Out-of-Towners Guide to Food at Festivals Acadiens et Creoles in Lafayette
***The following is brought to you by Jill “the Nearly Invisible Intern“. For a girl from Alexandria, La, seems like she's darn near a converted Cajun, don't you think?***
What is a festival without homecooked, savory food? Definitely not a festival worth going to. Festivals Acadiens et Créoles will offer a ton of delicious southern favorites. The restaurants providing their exquisite cuisines are well-known throughout Acadiana. Your friends and family will drool over the bayou food which will be presented very nicely. It is ok to eat like you have never eaten before at Festivals Acadiens. Here is a quick little information guide on just a few of the dishes that will be served this weekend.
Boudin is extremely popular around Acadiana.
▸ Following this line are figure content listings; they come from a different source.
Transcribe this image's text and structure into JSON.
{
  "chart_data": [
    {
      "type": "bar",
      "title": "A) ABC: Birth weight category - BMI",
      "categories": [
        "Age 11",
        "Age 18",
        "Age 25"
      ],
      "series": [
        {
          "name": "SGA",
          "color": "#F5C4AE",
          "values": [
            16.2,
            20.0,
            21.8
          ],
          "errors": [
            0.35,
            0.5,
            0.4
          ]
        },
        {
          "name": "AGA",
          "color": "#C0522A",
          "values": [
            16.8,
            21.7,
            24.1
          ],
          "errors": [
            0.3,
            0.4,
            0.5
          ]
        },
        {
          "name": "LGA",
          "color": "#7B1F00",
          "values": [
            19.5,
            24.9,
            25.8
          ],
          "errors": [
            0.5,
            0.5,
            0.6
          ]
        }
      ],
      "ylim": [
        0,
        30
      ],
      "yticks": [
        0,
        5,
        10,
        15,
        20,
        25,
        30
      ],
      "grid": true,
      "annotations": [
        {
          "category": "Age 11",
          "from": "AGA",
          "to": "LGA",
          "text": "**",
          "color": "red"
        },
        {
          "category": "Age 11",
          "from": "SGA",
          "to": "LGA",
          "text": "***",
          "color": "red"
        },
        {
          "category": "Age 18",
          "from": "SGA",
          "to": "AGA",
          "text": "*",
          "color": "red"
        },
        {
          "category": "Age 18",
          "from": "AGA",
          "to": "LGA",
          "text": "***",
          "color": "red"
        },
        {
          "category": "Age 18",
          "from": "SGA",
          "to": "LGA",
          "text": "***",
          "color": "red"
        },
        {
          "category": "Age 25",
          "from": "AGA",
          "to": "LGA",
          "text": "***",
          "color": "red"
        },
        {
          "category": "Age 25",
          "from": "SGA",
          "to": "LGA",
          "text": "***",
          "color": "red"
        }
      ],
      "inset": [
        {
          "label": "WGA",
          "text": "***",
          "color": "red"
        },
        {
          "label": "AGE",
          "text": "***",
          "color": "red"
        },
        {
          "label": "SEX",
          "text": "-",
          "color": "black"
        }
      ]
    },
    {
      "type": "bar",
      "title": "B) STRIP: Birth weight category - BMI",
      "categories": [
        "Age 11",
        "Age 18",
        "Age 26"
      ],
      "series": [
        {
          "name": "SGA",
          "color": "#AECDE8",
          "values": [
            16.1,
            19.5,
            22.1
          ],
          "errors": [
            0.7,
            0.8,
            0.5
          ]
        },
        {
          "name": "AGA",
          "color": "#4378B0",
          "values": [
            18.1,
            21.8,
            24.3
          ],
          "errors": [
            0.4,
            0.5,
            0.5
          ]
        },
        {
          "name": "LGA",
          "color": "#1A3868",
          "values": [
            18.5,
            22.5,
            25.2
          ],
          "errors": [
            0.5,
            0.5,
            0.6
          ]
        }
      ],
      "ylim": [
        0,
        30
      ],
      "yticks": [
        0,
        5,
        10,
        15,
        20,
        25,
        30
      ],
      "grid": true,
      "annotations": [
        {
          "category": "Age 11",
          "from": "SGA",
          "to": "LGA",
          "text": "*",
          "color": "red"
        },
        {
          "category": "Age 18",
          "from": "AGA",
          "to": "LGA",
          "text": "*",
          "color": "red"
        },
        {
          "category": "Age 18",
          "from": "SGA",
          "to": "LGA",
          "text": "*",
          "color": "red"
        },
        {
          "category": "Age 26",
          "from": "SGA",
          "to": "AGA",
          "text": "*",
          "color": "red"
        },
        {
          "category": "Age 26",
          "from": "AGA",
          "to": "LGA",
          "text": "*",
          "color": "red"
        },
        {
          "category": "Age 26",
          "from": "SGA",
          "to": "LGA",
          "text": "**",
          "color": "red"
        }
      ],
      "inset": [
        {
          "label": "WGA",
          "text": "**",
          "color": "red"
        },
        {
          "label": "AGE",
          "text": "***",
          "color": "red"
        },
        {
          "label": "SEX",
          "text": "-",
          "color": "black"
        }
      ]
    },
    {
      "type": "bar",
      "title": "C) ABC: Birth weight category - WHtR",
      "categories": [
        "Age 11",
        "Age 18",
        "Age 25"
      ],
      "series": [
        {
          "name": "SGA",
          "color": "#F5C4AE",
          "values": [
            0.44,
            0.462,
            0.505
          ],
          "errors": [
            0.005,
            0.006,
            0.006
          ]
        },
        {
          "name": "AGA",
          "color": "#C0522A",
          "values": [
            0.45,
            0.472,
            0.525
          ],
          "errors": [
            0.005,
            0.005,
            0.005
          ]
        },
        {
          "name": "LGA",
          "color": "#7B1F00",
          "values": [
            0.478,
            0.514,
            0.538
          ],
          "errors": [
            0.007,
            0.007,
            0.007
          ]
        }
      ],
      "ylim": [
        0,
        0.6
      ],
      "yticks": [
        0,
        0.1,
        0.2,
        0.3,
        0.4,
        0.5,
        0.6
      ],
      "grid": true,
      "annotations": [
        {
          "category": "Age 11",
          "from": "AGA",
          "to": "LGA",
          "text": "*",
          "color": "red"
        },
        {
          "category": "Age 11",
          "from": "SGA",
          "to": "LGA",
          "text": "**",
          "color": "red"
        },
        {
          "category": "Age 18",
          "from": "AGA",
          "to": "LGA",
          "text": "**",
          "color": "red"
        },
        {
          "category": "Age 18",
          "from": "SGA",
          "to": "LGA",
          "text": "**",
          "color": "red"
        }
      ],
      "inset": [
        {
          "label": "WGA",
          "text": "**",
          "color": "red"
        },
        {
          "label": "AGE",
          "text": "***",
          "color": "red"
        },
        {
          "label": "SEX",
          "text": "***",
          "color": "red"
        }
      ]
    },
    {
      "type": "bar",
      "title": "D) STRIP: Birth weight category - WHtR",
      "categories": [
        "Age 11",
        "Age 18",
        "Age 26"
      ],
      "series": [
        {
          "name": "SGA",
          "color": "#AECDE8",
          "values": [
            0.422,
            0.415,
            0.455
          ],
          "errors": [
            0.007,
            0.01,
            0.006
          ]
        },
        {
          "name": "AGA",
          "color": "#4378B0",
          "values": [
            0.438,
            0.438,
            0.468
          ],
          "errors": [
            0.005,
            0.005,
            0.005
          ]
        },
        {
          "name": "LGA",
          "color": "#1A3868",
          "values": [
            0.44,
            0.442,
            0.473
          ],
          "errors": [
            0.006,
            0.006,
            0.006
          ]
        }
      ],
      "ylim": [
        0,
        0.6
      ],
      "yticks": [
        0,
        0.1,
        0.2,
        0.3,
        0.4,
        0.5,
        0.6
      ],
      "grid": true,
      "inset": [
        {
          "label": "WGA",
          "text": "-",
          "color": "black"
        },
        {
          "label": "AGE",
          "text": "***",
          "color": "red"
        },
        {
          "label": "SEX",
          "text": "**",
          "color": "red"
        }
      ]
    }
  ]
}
It is said that the best boudin is in a five mile radius of where you live. Alligator, crawfish, ground meat, pork and rice is stuffed into the sausage and cooked to satisfy your hunger.
Crawfish etouffée is savory, creamy and delicious. The rich sauce with seasoned crawfish tails is served over a bed of rice and definitely hits the right spot in your stomach. Crawfish etouffee has been a southern classic for decades.
Meat Pies are quite famous around Northern Louisiana in Natchitoches. They are meat stuffed pies fried up to perfection.
Alligator Sausage is considered a unique, tasty dish. Alligator is white lean meat which is good for your hips and delicious in your mouth!
Shrimp and Grits
Shrimp and Grits is a Southern favorite and enjoyed by many people around Acadiana. The shrimp sauce is seasoned to perfection and ladled onto a bed of corn grits. If you haven't ever tried shrimp and grits be sure to try it!
Crawfish Pistolettes is a small piece of bread (the size of a dinner roll) stuffed with crawfish etouffée. If you love crawfish etouffée, you'll be sure to enjoy a pistolette!
Seafood Gumbo is a filling soup or stew with a seafood based stock, plenty of vegetables, shrimp, crawfish, crab, and oysters. There is a slight difference between Creole gumbo and Cajun gumbo. Creole gumbo mainly has a tomato based stock and Cajun gumbo has a darker roux. Gumbo has been a classic hit since the 18th century and it is still sure to please.